# Interview questions



## policebound24 (Dec 24, 2004)

Just wondering if anybody out there could help me out. When at a interview and they ask you why you choose this police department. What would be the best answer.


----------



## THE RP (Oct 1, 2005)

I would tell them that you really like how the cruisers look and the type of gun they carry...


----------



## EOD1 (Mar 11, 2004)

the truth? well a slightly cheesed up version of the truth, i guess.
what r u gonna say when they ask those famous what would you do if questions? r u gonna cite the selectmans grandma? r u gonna let your partner/fellow responding officer who takes that candy bar outta the store w/ the silent alarm? r u gonna arrest the HS QB b4 state after u roll up on him in the school parking lot and he's sparking a joint? or if u could be any1 in history who would you be?

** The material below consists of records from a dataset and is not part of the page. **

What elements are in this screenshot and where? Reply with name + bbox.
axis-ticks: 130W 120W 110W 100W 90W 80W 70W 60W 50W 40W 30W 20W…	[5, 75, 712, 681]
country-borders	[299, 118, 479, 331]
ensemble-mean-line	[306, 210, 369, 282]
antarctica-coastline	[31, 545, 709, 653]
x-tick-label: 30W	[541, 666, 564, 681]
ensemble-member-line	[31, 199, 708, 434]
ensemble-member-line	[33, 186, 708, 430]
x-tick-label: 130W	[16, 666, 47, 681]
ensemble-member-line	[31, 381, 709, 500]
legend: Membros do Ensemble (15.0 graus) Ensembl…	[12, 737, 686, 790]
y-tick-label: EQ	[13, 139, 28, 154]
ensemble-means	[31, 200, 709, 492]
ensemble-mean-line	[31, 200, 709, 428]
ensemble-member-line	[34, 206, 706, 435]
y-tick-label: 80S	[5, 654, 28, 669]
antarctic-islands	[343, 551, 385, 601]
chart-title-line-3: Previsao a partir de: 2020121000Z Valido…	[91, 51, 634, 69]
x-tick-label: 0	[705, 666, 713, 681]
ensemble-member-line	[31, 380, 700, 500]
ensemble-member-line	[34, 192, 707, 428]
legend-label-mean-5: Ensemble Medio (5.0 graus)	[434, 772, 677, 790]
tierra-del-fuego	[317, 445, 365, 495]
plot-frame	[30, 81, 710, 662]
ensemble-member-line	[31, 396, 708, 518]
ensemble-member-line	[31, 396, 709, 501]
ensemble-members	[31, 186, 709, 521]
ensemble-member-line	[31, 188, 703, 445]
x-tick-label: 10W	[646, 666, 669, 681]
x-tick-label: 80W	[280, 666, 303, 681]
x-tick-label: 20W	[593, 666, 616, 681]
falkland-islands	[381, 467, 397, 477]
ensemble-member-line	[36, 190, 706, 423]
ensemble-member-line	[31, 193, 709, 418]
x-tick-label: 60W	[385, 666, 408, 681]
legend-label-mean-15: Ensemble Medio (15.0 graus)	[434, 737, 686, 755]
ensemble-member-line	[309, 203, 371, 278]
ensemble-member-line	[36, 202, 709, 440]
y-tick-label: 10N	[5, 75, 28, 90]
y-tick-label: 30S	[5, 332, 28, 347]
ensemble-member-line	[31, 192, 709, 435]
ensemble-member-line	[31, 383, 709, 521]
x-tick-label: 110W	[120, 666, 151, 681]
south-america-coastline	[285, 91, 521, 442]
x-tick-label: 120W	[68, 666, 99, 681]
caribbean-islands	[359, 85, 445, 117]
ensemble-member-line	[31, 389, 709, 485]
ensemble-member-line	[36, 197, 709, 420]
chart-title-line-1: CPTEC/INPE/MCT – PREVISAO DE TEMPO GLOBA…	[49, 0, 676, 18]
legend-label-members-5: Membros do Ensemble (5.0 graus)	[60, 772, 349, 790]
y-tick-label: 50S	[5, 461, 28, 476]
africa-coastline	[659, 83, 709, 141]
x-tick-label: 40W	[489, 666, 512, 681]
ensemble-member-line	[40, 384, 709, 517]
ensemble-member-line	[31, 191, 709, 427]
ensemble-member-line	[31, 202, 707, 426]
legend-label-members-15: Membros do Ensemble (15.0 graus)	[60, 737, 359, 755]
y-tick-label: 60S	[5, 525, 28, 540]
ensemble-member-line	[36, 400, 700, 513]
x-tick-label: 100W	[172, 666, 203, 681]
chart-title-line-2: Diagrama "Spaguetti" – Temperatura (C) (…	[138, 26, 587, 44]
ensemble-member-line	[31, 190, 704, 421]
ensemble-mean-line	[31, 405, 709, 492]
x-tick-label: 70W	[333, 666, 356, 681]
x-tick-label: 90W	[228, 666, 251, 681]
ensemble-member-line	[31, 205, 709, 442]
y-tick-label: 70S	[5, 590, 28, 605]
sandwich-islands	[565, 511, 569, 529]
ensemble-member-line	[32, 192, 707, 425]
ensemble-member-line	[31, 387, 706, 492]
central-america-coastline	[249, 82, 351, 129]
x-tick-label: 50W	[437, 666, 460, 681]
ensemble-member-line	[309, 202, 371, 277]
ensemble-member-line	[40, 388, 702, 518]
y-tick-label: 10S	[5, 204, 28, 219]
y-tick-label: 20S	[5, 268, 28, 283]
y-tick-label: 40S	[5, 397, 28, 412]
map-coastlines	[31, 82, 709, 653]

what ru u worried about the why u wanna be a PO or why u wanna be a PO in THAT town?


----------



## K9Vinny (Sep 25, 2005)

Just tell them the truth: Cuz no one else would hire me.


----------



## LawMan2545 (Mar 24, 2004)

My personal favortie to win them over: "The receptionist in Records is cute"


----------



## RustyShackleford (Sep 1, 2005)

"Because you're hiring".


----------



## kttref (Oct 5, 2004)

My answer was like what Rusty said... "You were hiring, I need a job, and whoever offers me a job first will be the department I go to."...and so it happened. 

Good luck.


----------



## JoninNH (Jan 29, 2004)

"Because this is the only department where I am on the top 30 on the CS list."

Seriously, ask yourself why you really want to be a PO in that town or city.

If it's the State Police you could always tell them that, as an early 1940's history buff, you appreciate the resemblance between the MSP uniform and those of a certain European nation at the time... If it's the MBTA you could always tell them that being an MBTA cop has been your dream since you first heard the Little Engine who Passed his Oral Boards...


----------



## kwflatbed (Dec 29, 2004)

kttref said:


> My answer was like what Rusty said... "You were hiring, I need a job, and whoever offers me a job first will be the department I go to."...and so it happened.
> 
> Good luck.


If you search back on Kates posts you will find a lot of discussion on this question.
she hit it right on the head as far as finding a job.


----------



## kttref (Oct 5, 2004)

Thanks Harry!


----------



## looseScrew (Mar 18, 2005)

Ahh, because it's better then working at the mall.....and junk.


----------



## Irish Wampanoag (Apr 6, 2003)

Just tell them because I want the Full Time Academy, after that I going to a real department.:!:


----------



## USMCTrooper (Oct 23, 2003)

Ya know....why do all you people ask the same question? I told the last Chief I didn't know either!!


----------



## JoninNH (Jan 29, 2004)

Uh, you're the cop, you figure it out.

or

Free donuts.


----------